Une étude récente a mis en lumière les effets indélibles d'une alimentation déséquilibrée sur notre santé, même après avoir adopté de meilleures habitudes alimentaires. Publiée dans le Journal of Leukocyte Biology, cette recherche souligne les conséquences sur le système immunitaire.
Des recherches révélatrices sur les effets alimentaires
Les chercheurs de l'Université de Leiden, aux Pays-Bas, ont mené une étude sur des souris génétiquement modifiées pour développer l'hypercholestérolémie et l'athérosclérose, des maladies liées à un apport excessif de graisses. Les souris ont été nourries soit avec une alimentation équilibrée, soit avec des nutriments riches en graisses. Leur réaction immunitaire a été analysée ultérieurement.

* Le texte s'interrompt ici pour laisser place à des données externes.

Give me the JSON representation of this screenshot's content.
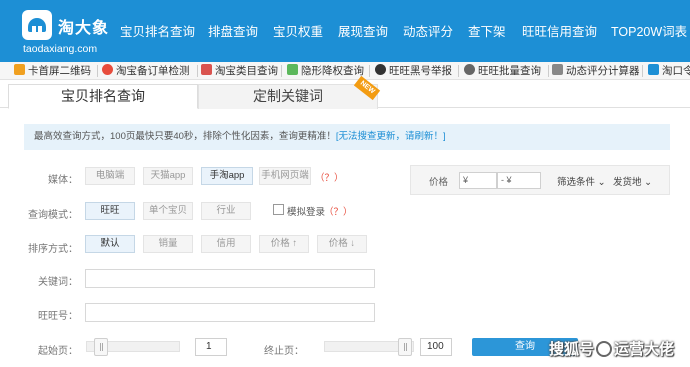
{
  "brand": {
    "name_cn": "淘大象",
    "domain": "taodaxiang.com"
  },
  "nav": [
    "宝贝排名查询",
    "排盘查询",
    "宝贝权重",
    "展现查询",
    "动态评分",
    "查下架",
    "旺旺信用查询",
    "TOP20W词表"
  ],
  "toolbar": [
    {
      "label": "卡首屏二维码",
      "icon": "qrcode-icon",
      "color": "#f0a020"
    },
    {
      "label": "淘宝备订单检测",
      "icon": "alert-icon",
      "color": "#e74c3c"
    },
    {
      "label": "淘宝类目查询",
      "icon": "category-icon",
      "color": "#d9534f"
    },
    {
      "label": "隐形降权查询",
      "icon": "shield-icon",
      "color": "#5cb85c"
    },
    {
      "label": "旺旺黑号举报",
      "icon": "report-icon",
      "color": "#333333"
    },
    {
      "label": "旺旺批量查询",
      "icon": "batch-icon",
      "color": "#666666"
    },
    {
      "label": "动态评分计算器",
      "icon": "calculator-icon",
      "color": "#888888"
    },
    {
      "label": "淘口令",
      "icon": "token-icon",
      "color": "#1d8fd5"
    }
  ],
  "tabs": {
    "active": "宝贝排名查询",
    "second": "定制关键词",
    "badge": "NEW"
  },
  "notice": {
    "text": "最高效查询方式，100页最快只要40秒，排除个性化因素，查询更精准！",
    "link": "[无法搜查更新，请刷新！]"
  },
  "form": {
    "media_label": "媒体：",
    "media_options": [
      "电脑端",
      "天猫app",
      "手淘app",
      "手机网页端"
    ],
    "media_selected": "手淘app",
    "mode_label": "查询模式：",
    "mode_options": [
      "旺旺",
      "单个宝贝",
      "行业"
    ],
    "mode_selected": "旺旺",
    "simulate_login": "模拟登录",
    "help_mark": "（？）",
    "sort_label": "排序方式：",
    "sort_options": [
      "默认",
      "销量",
      "信用",
      "价格 ↑",
      "价格 ↓"
    ],
    "sort_selected": "默认",
    "keyword_label": "关键词：",
    "wangwang_label": "旺旺号：",
    "start_label": "起始页：",
    "start_value": "1",
    "end_label": "终止页：",
    "end_value": "100",
    "search_button": "查询"
  },
  "price_panel": {
    "label": "价格",
    "min_prefix": "¥",
    "max_prefix": "- ¥",
    "filter": "筛选条件 ⌄",
    "ship_from": "发货地 ⌄"
  },
  "watermark": {
    "left": "搜狐号",
    "right": "运营大佬"
  },
  "colors": {
    "brand_blue": "#1d8fd5",
    "button_blue": "#2c96d8",
    "hint_red": "#e74c3c"
  }
}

Les résultats showed que les souris ayant consommé une alimentation grasse affichaient un système immunitaire affaibli et une incidence plus élevée d'athérosclérose. Ces découvertes soulignent que les habitudes alimentaires peuvent avoir un impact durable sur l'expression génétique, en particulier les gènes associés à l'immunité.

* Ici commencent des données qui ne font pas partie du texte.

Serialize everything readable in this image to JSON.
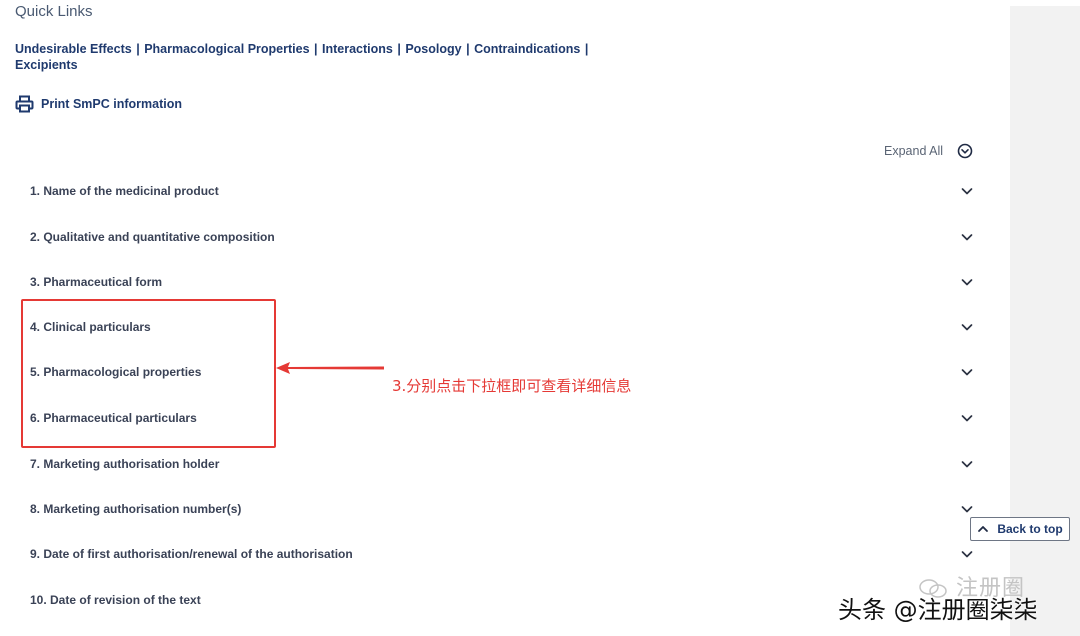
{
  "quick_links": {
    "title": "Quick Links",
    "links": [
      "Undesirable Effects",
      "Pharmacological Properties",
      "Interactions",
      "Posology",
      "Contraindications",
      "Excipients"
    ],
    "separator": "|"
  },
  "print": {
    "label": "Print SmPC information",
    "icon": "printer-icon"
  },
  "expand_all": {
    "label": "Expand All",
    "icon": "circle-chevron-down-icon"
  },
  "sections": [
    {
      "label": "1. Name of the medicinal product"
    },
    {
      "label": "2. Qualitative and quantitative composition"
    },
    {
      "label": "3. Pharmaceutical form"
    },
    {
      "label": "4. Clinical particulars"
    },
    {
      "label": "5. Pharmacological properties"
    },
    {
      "label": "6. Pharmaceutical particulars"
    },
    {
      "label": "7. Marketing authorisation holder"
    },
    {
      "label": "8. Marketing authorisation number(s)"
    },
    {
      "label": "9. Date of first authorisation/renewal of the authorisation"
    },
    {
      "label": "10. Date of revision of the text"
    }
  ],
  "annotation": {
    "text": "3.分别点击下拉框即可查看详细信息",
    "color": "#e53935"
  },
  "back_to_top": {
    "label": "Back to top",
    "icon": "chevron-up-icon"
  },
  "watermark": {
    "logo_text": "注册圈",
    "text": "头条 @注册圈柒柒"
  },
  "colors": {
    "link": "#1f3a6e",
    "section_text": "#3a4256",
    "annotation": "#e53935"
  }
}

Les conséquences à long terme de l'obésité
Les mauvaises habitudes alimentaires peuvent modifier durablement l'expression de gènes essentiels à notre santé, même après une transition vers une diète saine. Erik van Kampen, chercheur dans ce domaine, met en avant que ces modifications épigénétiques contribuent à un risque plus élevé de maladies cardiovasculaires.

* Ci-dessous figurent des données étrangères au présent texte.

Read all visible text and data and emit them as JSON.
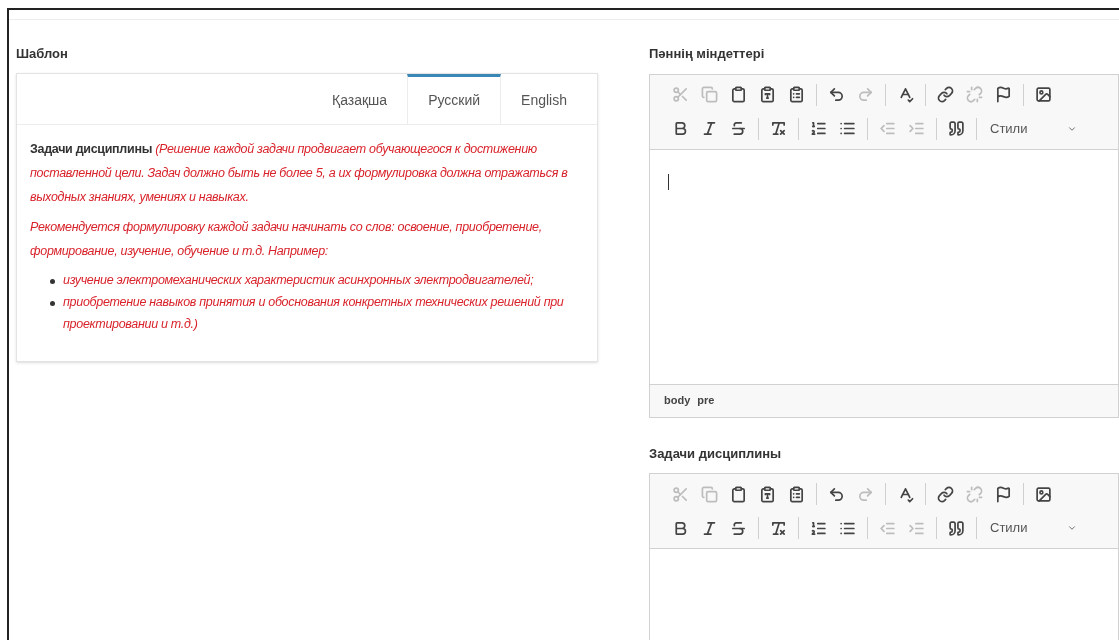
{
  "template": {
    "title": "Шаблон",
    "tabs": [
      {
        "label": "Қазақша",
        "selected": false
      },
      {
        "label": "Русский",
        "selected": true
      },
      {
        "label": "English",
        "selected": false
      }
    ],
    "paragraphs": [
      "**Задачи дисциплины** *(Решение каждой задачи продвигает обучающегося к достижению поставленной цели. Задач должно быть не более 5, а их формулировка должна отражаться в выходных знаниях, умениях и навыках.*",
      "*Рекомендуется формулировку каждой задачи начинать со слов: освоение, приобретение, формирование, изучение, обучение и т.д. Например:*"
    ],
    "bullets": [
      "изучение электромеханических характеристик асинхронных электродвигателей;",
      "приобретение навыков принятия и обоснования конкретных технических решений при проектировании и т.д.)"
    ]
  },
  "editors": [
    {
      "label": "Пәннің міндеттері",
      "path": [
        "body",
        "pre"
      ],
      "cursor": true,
      "styles": "Стили"
    },
    {
      "label": "Задачи дисциплины",
      "styles": "Стили"
    }
  ],
  "toolbar_row1": [
    {
      "kind": "cut",
      "disabled": true
    },
    {
      "kind": "copy",
      "disabled": true
    },
    {
      "kind": "paste",
      "disabled": false
    },
    {
      "kind": "paste-text",
      "disabled": false
    },
    {
      "kind": "paste-word",
      "disabled": false
    },
    {
      "kind": "sep"
    },
    {
      "kind": "undo",
      "disabled": false
    },
    {
      "kind": "redo",
      "disabled": true
    },
    {
      "kind": "sep"
    },
    {
      "kind": "spellcheck",
      "disabled": false
    },
    {
      "kind": "sep"
    },
    {
      "kind": "link",
      "disabled": false
    },
    {
      "kind": "unlink",
      "disabled": true
    },
    {
      "kind": "anchor",
      "disabled": false
    },
    {
      "kind": "sep"
    },
    {
      "kind": "image",
      "disabled": false
    }
  ],
  "toolbar_row2": [
    {
      "kind": "bold",
      "disabled": false
    },
    {
      "kind": "italic",
      "disabled": false
    },
    {
      "kind": "strike",
      "disabled": false
    },
    {
      "kind": "sep"
    },
    {
      "kind": "clear-format",
      "disabled": false
    },
    {
      "kind": "sep"
    },
    {
      "kind": "numbered-list",
      "disabled": false
    },
    {
      "kind": "bulleted-list",
      "disabled": false
    },
    {
      "kind": "sep"
    },
    {
      "kind": "outdent",
      "disabled": true
    },
    {
      "kind": "indent",
      "disabled": true
    },
    {
      "kind": "sep"
    },
    {
      "kind": "quote",
      "disabled": false
    },
    {
      "kind": "sep"
    }
  ]
}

En outre, selon l'Organisation mondiale de la santé, l'obésité est l'un des défis majeurs de la santé publique en Europe, touchant un pourcentage croissant d'enfants et d'adolescents. Les rapports indiquent qu'environ 27 % des adolescents de 13 ans et 33 % des enfants de 11 ans sont en surpoids, faisant de l'obésité une préoccupation majeure pour les autorités sanitaires.